A admiração direitista por Putin não se limita apenas ao território do Tio Sam. No Brasil, enquanto foi presidente, Jair Bolsonaro se mostrou próximo ao colega russo. A admiração, aliás, era recíproca. Putin disse sobre o ex-presidente: “O senhor expressou as melhores qualidades masculinas e de determinação”.
Putin é um ex-agente da KGB e dileto aprendiz dos antigos ditadores comunistas. Seus inimigos políticos são encarcerados, assassinados ou desaparecem misteriosamente. Ele se mantém no poder desde 1999, seja através de mandatos de primeiro-ministro concedidos pelo Parlamento ou por eleições presidenciais recheadas de acusações de fraude (o voto na Rússia, por sinal, é feito em cédulas de papel e os eleitores não são obrigados a votar).

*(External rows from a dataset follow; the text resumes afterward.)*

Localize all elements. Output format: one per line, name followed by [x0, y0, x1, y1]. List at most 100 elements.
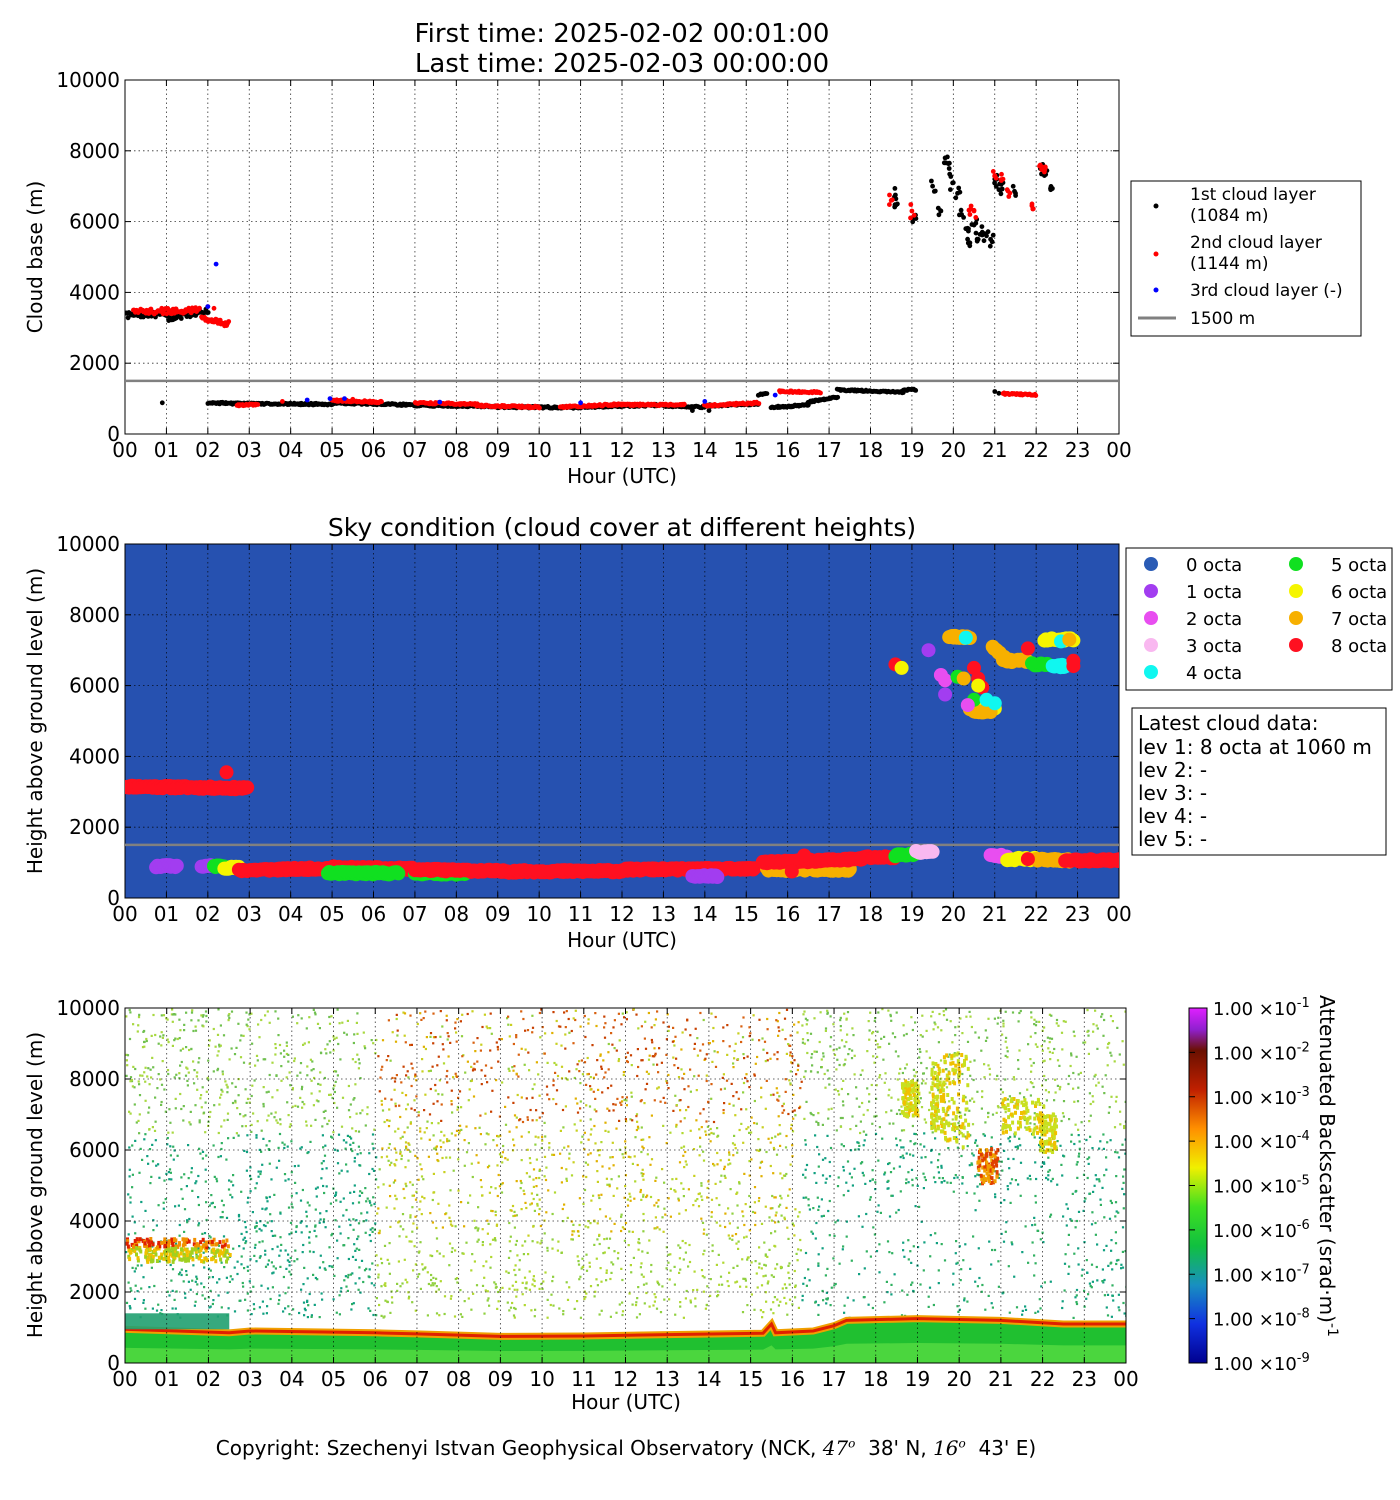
- backscatter-speckle: [151, 1245, 154, 1248]
- backscatter-speckle: [1073, 1142, 1076, 1146]
- backscatter-speckle: [834, 1282, 837, 1286]
- backscatter-speckle: [527, 1234, 530, 1237]
- backscatter-speckle: [898, 1109, 901, 1112]
- backscatter-speckle: [280, 1079, 283, 1082]
- backscatter-speckle: [570, 1220, 573, 1223]
- backscatter-speckle: [513, 1065, 516, 1068]
- backscatter-speckle: [820, 1066, 823, 1069]
- backscatter-speckle: [562, 1313, 565, 1316]
- backscatter-speckle: [319, 1083, 322, 1086]
- backscatter-speckle: [1077, 1086, 1080, 1089]
- backscatter-speckle: [777, 1026, 780, 1029]
- backscatter-speckle: [582, 1175, 585, 1178]
- backscatter-speckle: [723, 1102, 726, 1105]
- backscatter-speckle: [178, 1072, 181, 1075]
- backscatter-speckle: [631, 1162, 634, 1165]
- backscatter-speckle: [200, 1094, 203, 1097]
- backscatter-speckle: [185, 1046, 188, 1049]
- backscatter-speckle: [182, 1105, 185, 1108]
- backscatter-speckle: [571, 1230, 574, 1233]
- backscatter-speckle: [1095, 1265, 1098, 1269]
- backscatter-speckle: [1061, 1174, 1064, 1177]
- backscatter-speckle: [372, 1042, 375, 1045]
- backscatter-speckle: [1111, 1020, 1114, 1023]
- backscatter-speckle: [642, 1195, 645, 1198]
- backscatter-speckle: [242, 1061, 246, 1064]
- backscatter-speckle: [580, 1267, 583, 1270]
- backscatter-speckle: [261, 1240, 264, 1243]
- backscatter-speckle: [974, 1280, 977, 1283]
- backscatter-speckle: [748, 1131, 751, 1134]
- backscatter-speckle: [546, 1246, 549, 1249]
- backscatter-speckle: [349, 1116, 352, 1119]
- backscatter-speckle: [1029, 1058, 1032, 1061]
- backscatter-speckle: [188, 1121, 191, 1124]
- sky-condition-xtick-label: 06: [361, 902, 386, 926]
- backscatter-speckle: [788, 1262, 791, 1265]
- backscatter-speckle: [899, 1139, 902, 1142]
- backscatter-speckle: [274, 1267, 277, 1270]
- sky-condition-title: Sky condition (cloud cover at different …: [328, 513, 916, 542]
- backscatter-speckle: [994, 1196, 997, 1199]
- backscatter-speckle: [170, 1013, 173, 1016]
- backscatter-speckle: [627, 1244, 630, 1247]
- backscatter-speckle: [722, 1040, 725, 1043]
- backscatter-speckle: [521, 1293, 524, 1296]
- backscatter-speckle: [373, 1284, 376, 1287]
- backscatter-speckle: [965, 1191, 968, 1194]
- backscatter-speckle: [534, 1308, 537, 1311]
- backscatter-speckle: [287, 1253, 290, 1256]
- octa-8-legend-marker: [1289, 638, 1303, 652]
- backscatter-speckle: [219, 1216, 222, 1219]
- cloud-base-xtick-label: 12: [609, 438, 634, 462]
- sky-condition-xtick-label: 10: [526, 902, 551, 926]
- backscatter-speckle: [238, 1245, 241, 1248]
- backscatter-speckle: [693, 1174, 696, 1177]
- backscatter-speckle: [878, 1271, 881, 1274]
- backscatter-speckle: [365, 1267, 368, 1270]
- first-layer-point: [946, 166, 952, 171]
- backscatter-speckle: [1018, 1049, 1021, 1052]
- backscatter-speckle: [448, 1139, 451, 1142]
- sky-condition-xlabel: Hour (UTC): [567, 928, 677, 952]
- backscatter-speckle: [594, 1012, 597, 1015]
- backscatter-speckle: [1007, 1157, 1010, 1160]
- backscatter-speckle: [262, 1086, 265, 1089]
- backscatter-speckle: [290, 1231, 293, 1234]
- first-layer-point: [998, 191, 1004, 197]
- backscatter-speckle: [378, 1168, 381, 1171]
- backscatter-speckle: [319, 1071, 322, 1074]
- backscatter-speckle: [534, 1135, 537, 1138]
- backscatter-speckle: [725, 1079, 729, 1082]
- backscatter-speckle: [766, 1059, 769, 1062]
- backscatter-speckle: [1088, 1192, 1092, 1195]
- backscatter-speckle: [179, 1049, 182, 1052]
- backscatter-speckle: [129, 1112, 132, 1115]
- backscatter-speckle: [583, 1188, 587, 1192]
- backscatter-speckle: [675, 1123, 678, 1126]
- backscatter-speckle: [703, 1228, 706, 1231]
- backscatter-speckle: [527, 1051, 530, 1054]
- backscatter-speckle: [296, 1022, 299, 1025]
- backscatter-speckle: [249, 1258, 252, 1261]
- backscatter-speckle: [735, 1280, 739, 1283]
- backscatter-speckle: [1068, 1265, 1071, 1268]
- backscatter-speckle: [969, 1074, 972, 1077]
- backscatter-speckle: [417, 1111, 420, 1114]
- backscatter-speckle: [125, 1015, 128, 1018]
- first-layer-point: [993, 184, 999, 189]
- backscatter-speckle: [388, 1242, 391, 1245]
- backscatter-speckle: [692, 1148, 696, 1151]
- backscatter-speckle: [455, 1040, 458, 1043]
- backscatter-speckle: [600, 1280, 603, 1283]
- backscatter-speckle: [969, 1099, 972, 1102]
- backscatter-speckle: [968, 1109, 971, 1112]
- backscatter-speckle: [573, 1076, 576, 1080]
- backscatter-speckle: [754, 1062, 757, 1065]
- backscatter-speckle: [451, 1224, 454, 1227]
- backscatter-speckle: [376, 1264, 379, 1267]
- octa-7-marker: [1062, 632, 1077, 647]
- backscatter-speckle: [266, 1221, 269, 1224]
- backscatter-speckle: [342, 1214, 345, 1217]
- backscatter-speckle: [507, 1271, 510, 1274]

A economia russa é extremamente regulada pelo Estado e Putin controla os homens mais ricos do país com mão de ferro. Veja o caso do bilionário Oleg Tinkov, que fez críticas ao Kremlin e à invasão da Ucrânia no início da guerra. Segundo entrevista ao Financial Times, ele disse que foi obrigado pelo presidente russo, em represália às suas declarações, a vender o Tinkoff Bank a outro oligarca, Vladimir Potanin.

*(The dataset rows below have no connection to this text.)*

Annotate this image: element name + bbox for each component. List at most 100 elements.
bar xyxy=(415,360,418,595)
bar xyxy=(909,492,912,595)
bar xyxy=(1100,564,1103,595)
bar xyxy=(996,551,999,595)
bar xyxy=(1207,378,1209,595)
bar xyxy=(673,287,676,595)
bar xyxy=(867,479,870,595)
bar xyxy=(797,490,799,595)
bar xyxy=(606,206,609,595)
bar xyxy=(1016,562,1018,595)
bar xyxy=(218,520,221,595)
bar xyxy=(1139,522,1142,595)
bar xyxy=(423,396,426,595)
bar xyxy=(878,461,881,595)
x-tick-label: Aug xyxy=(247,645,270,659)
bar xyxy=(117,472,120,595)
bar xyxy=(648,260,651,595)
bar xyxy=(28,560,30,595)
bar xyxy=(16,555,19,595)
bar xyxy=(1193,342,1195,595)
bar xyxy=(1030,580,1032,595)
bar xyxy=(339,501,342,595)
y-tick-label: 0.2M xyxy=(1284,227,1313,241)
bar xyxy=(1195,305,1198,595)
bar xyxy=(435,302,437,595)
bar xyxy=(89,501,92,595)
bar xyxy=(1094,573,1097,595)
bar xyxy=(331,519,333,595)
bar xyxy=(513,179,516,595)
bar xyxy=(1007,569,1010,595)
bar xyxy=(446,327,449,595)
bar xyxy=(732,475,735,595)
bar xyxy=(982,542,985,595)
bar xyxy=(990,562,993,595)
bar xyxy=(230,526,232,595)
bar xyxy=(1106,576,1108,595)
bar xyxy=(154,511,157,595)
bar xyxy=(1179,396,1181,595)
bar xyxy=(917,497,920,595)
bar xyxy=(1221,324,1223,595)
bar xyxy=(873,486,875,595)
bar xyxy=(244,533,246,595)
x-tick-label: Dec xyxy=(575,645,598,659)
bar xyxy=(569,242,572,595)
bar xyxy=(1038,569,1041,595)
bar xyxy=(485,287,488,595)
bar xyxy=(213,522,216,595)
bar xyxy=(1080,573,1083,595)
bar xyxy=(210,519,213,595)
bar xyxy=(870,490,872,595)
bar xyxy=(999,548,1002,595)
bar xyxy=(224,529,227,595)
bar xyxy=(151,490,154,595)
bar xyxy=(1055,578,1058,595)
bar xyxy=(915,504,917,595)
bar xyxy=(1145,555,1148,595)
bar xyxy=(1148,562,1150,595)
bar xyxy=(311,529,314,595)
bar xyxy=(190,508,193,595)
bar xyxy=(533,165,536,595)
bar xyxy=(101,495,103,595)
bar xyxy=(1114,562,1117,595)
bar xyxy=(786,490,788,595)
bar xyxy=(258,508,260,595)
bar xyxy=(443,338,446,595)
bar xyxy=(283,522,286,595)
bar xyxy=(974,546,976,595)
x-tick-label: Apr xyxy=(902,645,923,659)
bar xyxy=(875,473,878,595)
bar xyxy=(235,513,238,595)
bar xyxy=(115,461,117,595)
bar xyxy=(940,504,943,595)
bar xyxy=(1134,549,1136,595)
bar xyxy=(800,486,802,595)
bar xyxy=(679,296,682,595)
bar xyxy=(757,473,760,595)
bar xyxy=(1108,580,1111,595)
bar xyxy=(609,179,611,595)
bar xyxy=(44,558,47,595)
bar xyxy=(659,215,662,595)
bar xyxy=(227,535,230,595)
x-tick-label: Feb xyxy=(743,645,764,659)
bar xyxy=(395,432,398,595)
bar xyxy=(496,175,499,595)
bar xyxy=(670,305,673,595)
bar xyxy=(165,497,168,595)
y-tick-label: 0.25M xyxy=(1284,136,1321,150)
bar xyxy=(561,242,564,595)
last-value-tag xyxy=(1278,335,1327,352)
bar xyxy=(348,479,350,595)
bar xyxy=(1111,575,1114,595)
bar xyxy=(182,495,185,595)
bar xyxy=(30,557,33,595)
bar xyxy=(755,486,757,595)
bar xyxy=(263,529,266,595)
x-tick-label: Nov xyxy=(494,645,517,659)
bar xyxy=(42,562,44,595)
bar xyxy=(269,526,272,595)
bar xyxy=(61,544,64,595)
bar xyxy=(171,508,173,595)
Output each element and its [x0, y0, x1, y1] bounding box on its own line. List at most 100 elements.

Onde estaria, então, o ponto de intersecção entre a Direita e Vladimir Putin?
Em primeiro lugar, eleitores conservadores admiram homens de personalidade forte e líderes carismáticos. Dentro do espectro de Direita, temos ainda os extremistas, para os quais o conceito de democracia é bastante flexível – e, nesta seara, Putin oferece um modelo de governo que se encaixa dentro dos limites imaginados pelos radicais.
Putin, ainda, toca uma sociedade que é refratária a valores, digamos, mais progressistas. O casamento entre pessoas do mesmo sexo é ilegal, assim como a adoção de crianças por parte de casais da comunidade LGBTQIA+. “Enquanto eu for presidente, isso não acontecerá. Haverá um pai e uma mãe”, afirmou Putin em um discurso no Kremlin. Nessa mesma ocasião, se manifestou contra os transgêneros: “Queremos que nossas escolas imponham aos nossos filhos, desde os primeiros dias de escola, perversões que levam à degradação e extinção? Queremos martelar em suas cabeças as ideias de que certos outros gêneros existem junto com mulheres e homens e oferecer-lhes cirurgia de redesignação de gênero? É isso que queremos para o nosso país e para os nossos filhos?”.
No caso de agressão a mulheres, sete anos atrás, o Parlamento russo descriminalizou a violência doméstica. A lei atual não prevê penalização nos casos em que não houver lesões corporais graves e com a frequência de uma vez por ano. O placar dessa votação? 380 votos a favor e três contrários.
Putin, evidentemente, percebe o encanto que causa entre os representantes da Direita e alimenta essa admiração. Sobre o processo que Trump sofre na Justiça americana, ele disse: “Isso mostra a podridão do sistema político americano”. Isso é basicamente música para os ouvidos dos mais radicais.
“Ele é extremamente inteligente, muito esperto”, afirmou, alguns anos atrás, o ex-presidente Bill Clinton. Putin consegue entender o que precisa dizer para angariar o apoio da Direita mundial e vem fazendo isso com frequência. Sua aposta é a eleição de Trump, que deverá promover uma espécie de reedição dos tempos de Paz Armada, mas sem os cutucões habituais da Guerra Fria. Para Trump, Putin é o melhor oponente internacional que poderia ter – e vice-versa.